Optimizing Software Defect Prediction: A Genetic Algorithm Based Comparative Analysis
Keywords:
Software defect prediction, software metrics, machine learning, classificationAbstract
Software quality assurance is a crucial activity during the initial stages of the software
development life cycle. Over the past two decades, various frameworks have been developed to
ensure software quality. By predicting defective modules at the initial stages, the resources
available for software development can be efficiently used to ensure timely delivery of good-
quality software. Numerous software defect prediction models have been proposed and developed
using supervised and unsupervised machine learning methodologies, along with the integration of
statistical methodologies.
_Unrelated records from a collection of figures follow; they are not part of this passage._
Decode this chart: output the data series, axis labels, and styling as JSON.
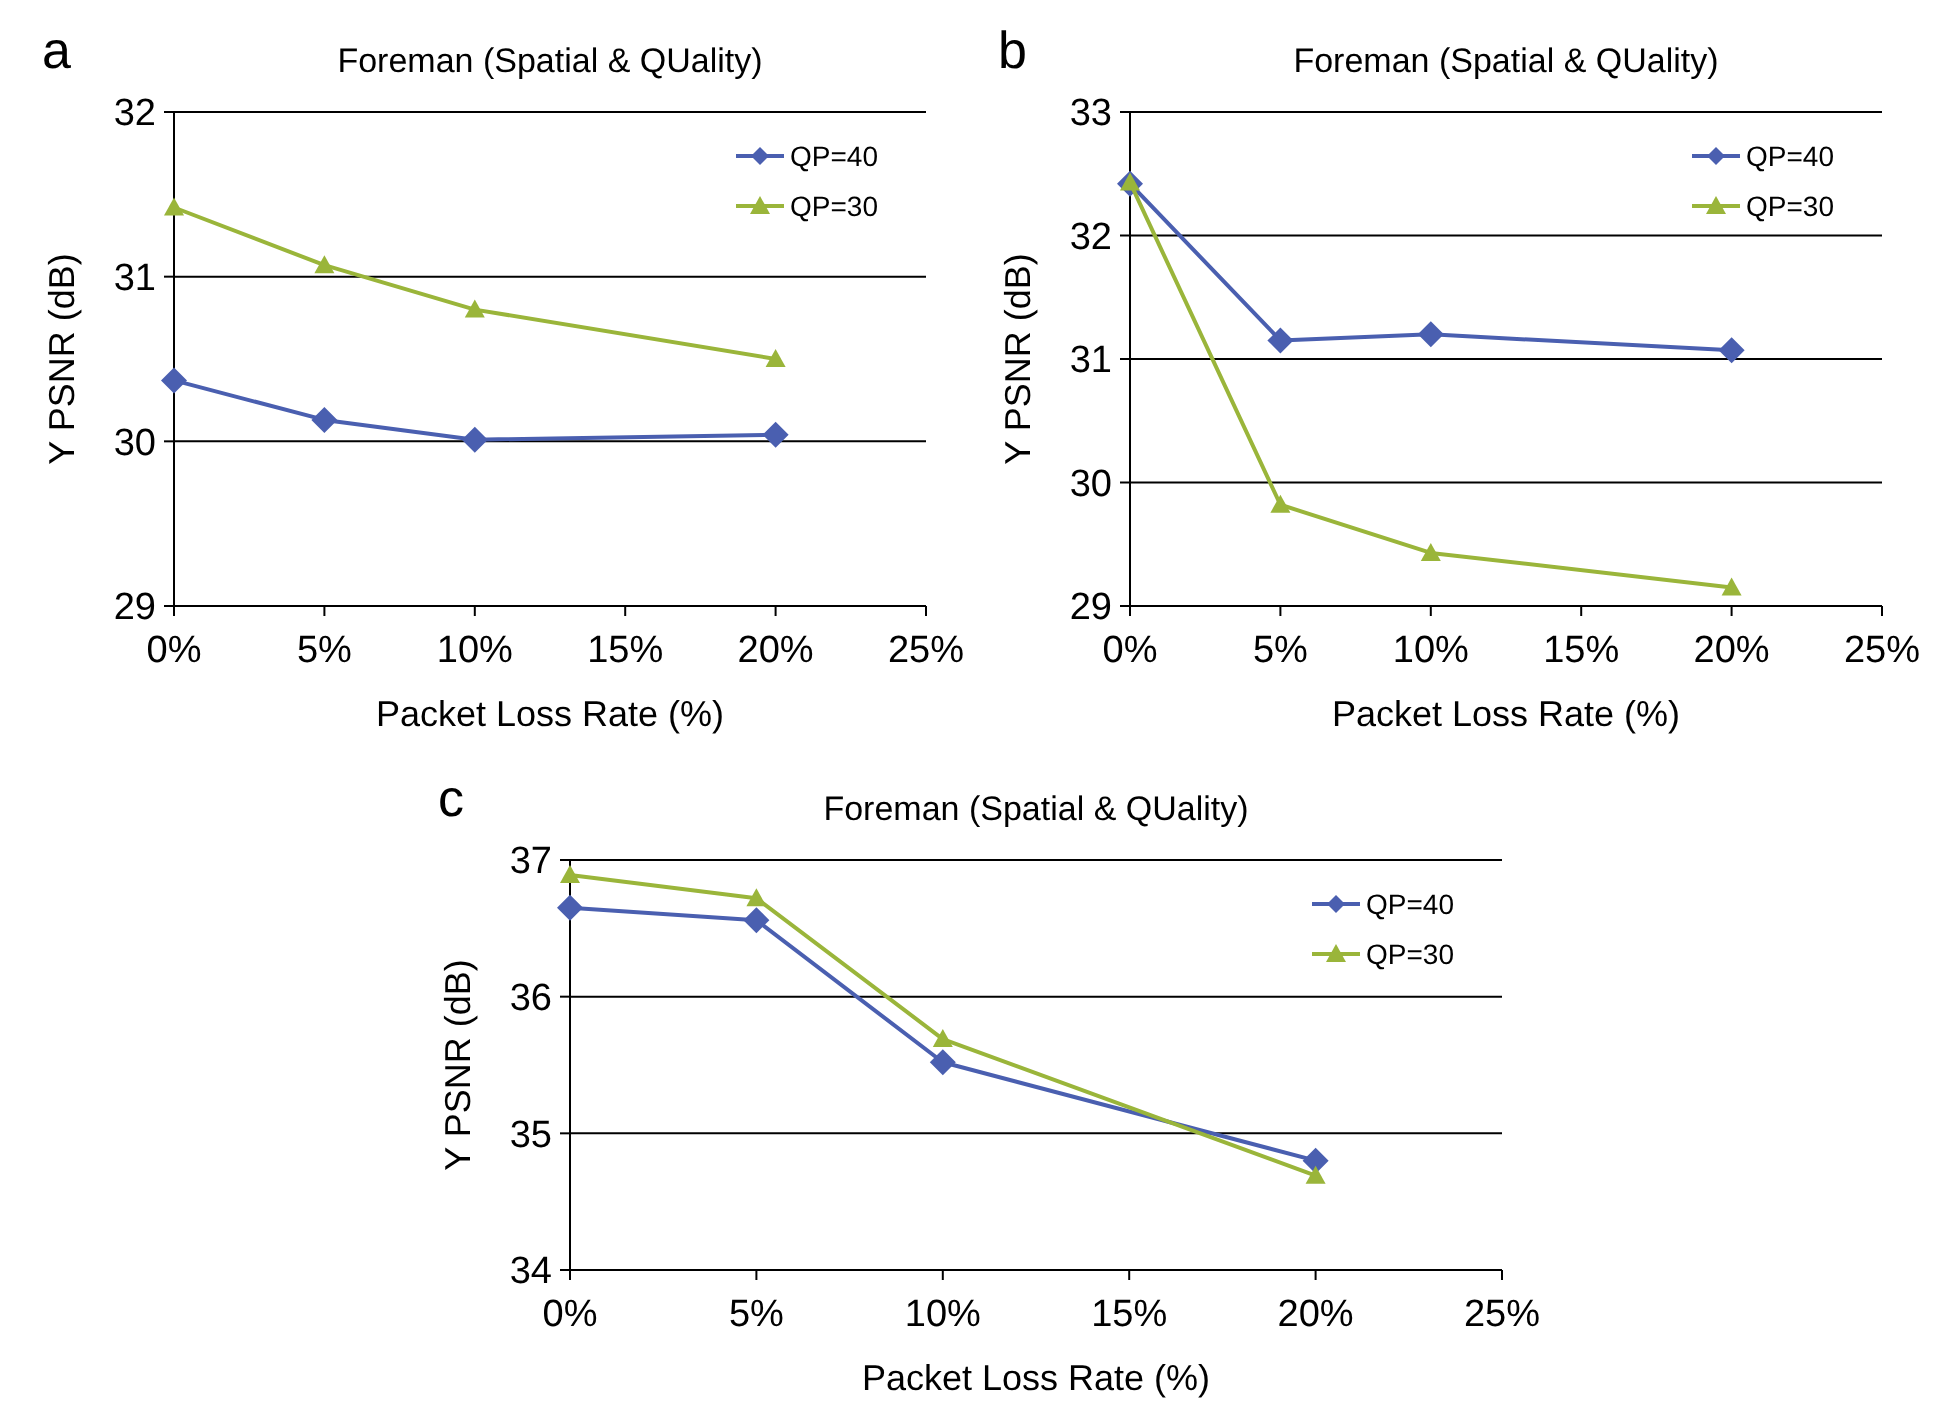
{
  "chart_data": [
    {
      "type": "line",
      "title": "Foreman (Spatial & QUality)",
      "xlabel": "Packet Loss Rate (%)",
      "ylabel": "Y PSNR (dB)",
      "annotations": [
        "a"
      ],
      "x": [
        0,
        5,
        10,
        20
      ],
      "xlim": [
        0,
        25
      ],
      "ylim": [
        29,
        32
      ],
      "xticks": [
        {
          "value": 0,
          "label": "0%"
        },
        {
          "value": 5,
          "label": "5%"
        },
        {
          "value": 10,
          "label": "10%"
        },
        {
          "value": 15,
          "label": "15%"
        },
        {
          "value": 20,
          "label": "20%"
        },
        {
          "value": 25,
          "label": "25%"
        }
      ],
      "yticks": [
        29,
        30,
        31,
        32
      ],
      "grid": "y",
      "legend": "top right",
      "series": [
        {
          "name": "QP=40",
          "color": "#4a5fb0",
          "marker": "diamond",
          "values": [
            30.37,
            30.13,
            30.01,
            30.04
          ]
        },
        {
          "name": "QP=30",
          "color": "#9ab53a",
          "marker": "triangle",
          "values": [
            31.42,
            31.07,
            30.8,
            30.5
          ]
        }
      ]
    },
    {
      "type": "line",
      "title": "Foreman (Spatial & QUality)",
      "xlabel": "Packet Loss Rate (%)",
      "ylabel": "Y PSNR (dB)",
      "annotations": [
        "b"
      ],
      "x": [
        0,
        5,
        10,
        20
      ],
      "xlim": [
        0,
        25
      ],
      "ylim": [
        29,
        33
      ],
      "xticks": [
        {
          "value": 0,
          "label": "0%"
        },
        {
          "value": 5,
          "label": "5%"
        },
        {
          "value": 10,
          "label": "10%"
        },
        {
          "value": 15,
          "label": "15%"
        },
        {
          "value": 20,
          "label": "20%"
        },
        {
          "value": 25,
          "label": "25%"
        }
      ],
      "yticks": [
        29,
        30,
        31,
        32,
        33
      ],
      "grid": "y",
      "legend": "top right",
      "series": [
        {
          "name": "QP=40",
          "color": "#4a5fb0",
          "marker": "diamond",
          "values": [
            32.42,
            31.15,
            31.2,
            31.07
          ]
        },
        {
          "name": "QP=30",
          "color": "#9ab53a",
          "marker": "triangle",
          "values": [
            32.43,
            29.82,
            29.43,
            29.15
          ]
        }
      ]
    },
    {
      "type": "line",
      "title": "Foreman (Spatial & QUality)",
      "xlabel": "Packet Loss Rate (%)",
      "ylabel": "Y PSNR (dB)",
      "annotations": [
        "c"
      ],
      "x": [
        0,
        5,
        10,
        20
      ],
      "xlim": [
        0,
        25
      ],
      "ylim": [
        34,
        37
      ],
      "xticks": [
        {
          "value": 0,
          "label": "0%"
        },
        {
          "value": 5,
          "label": "5%"
        },
        {
          "value": 10,
          "label": "10%"
        },
        {
          "value": 15,
          "label": "15%"
        },
        {
          "value": 20,
          "label": "20%"
        },
        {
          "value": 25,
          "label": "25%"
        }
      ],
      "yticks": [
        34,
        35,
        36,
        37
      ],
      "grid": "y",
      "legend": "top right",
      "series": [
        {
          "name": "QP=40",
          "color": "#4a5fb0",
          "marker": "diamond",
          "values": [
            36.65,
            36.56,
            35.52,
            34.8
          ]
        },
        {
          "name": "QP=30",
          "color": "#9ab53a",
          "marker": "triangle",
          "values": [
            36.89,
            36.72,
            35.69,
            34.69
          ]
        }
      ]
    }
  ]
}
Software metrics contain hidden patterns that can be extracted and
utilized to identify defective modules using a machine learning approach. This study applies a
genetic algorithm (GA) to select relevant features that play a vital role in predicting defective
modules, and explores supervised classification techniques by incorporating seven widely used
NASA datasets. The three most used classification techniques, namely decision tree, support
vector machine, and naïve Bayes, were selected for the analysis. Precision, accuracy, recall,
Matthew’s correlation coefficient, F-measure, and receiver operating characteristic were selected
as the performance parameters. The results of this study can serve as a baseline for comparing and
verifying the results of new models that implement GA for optimal feature selection.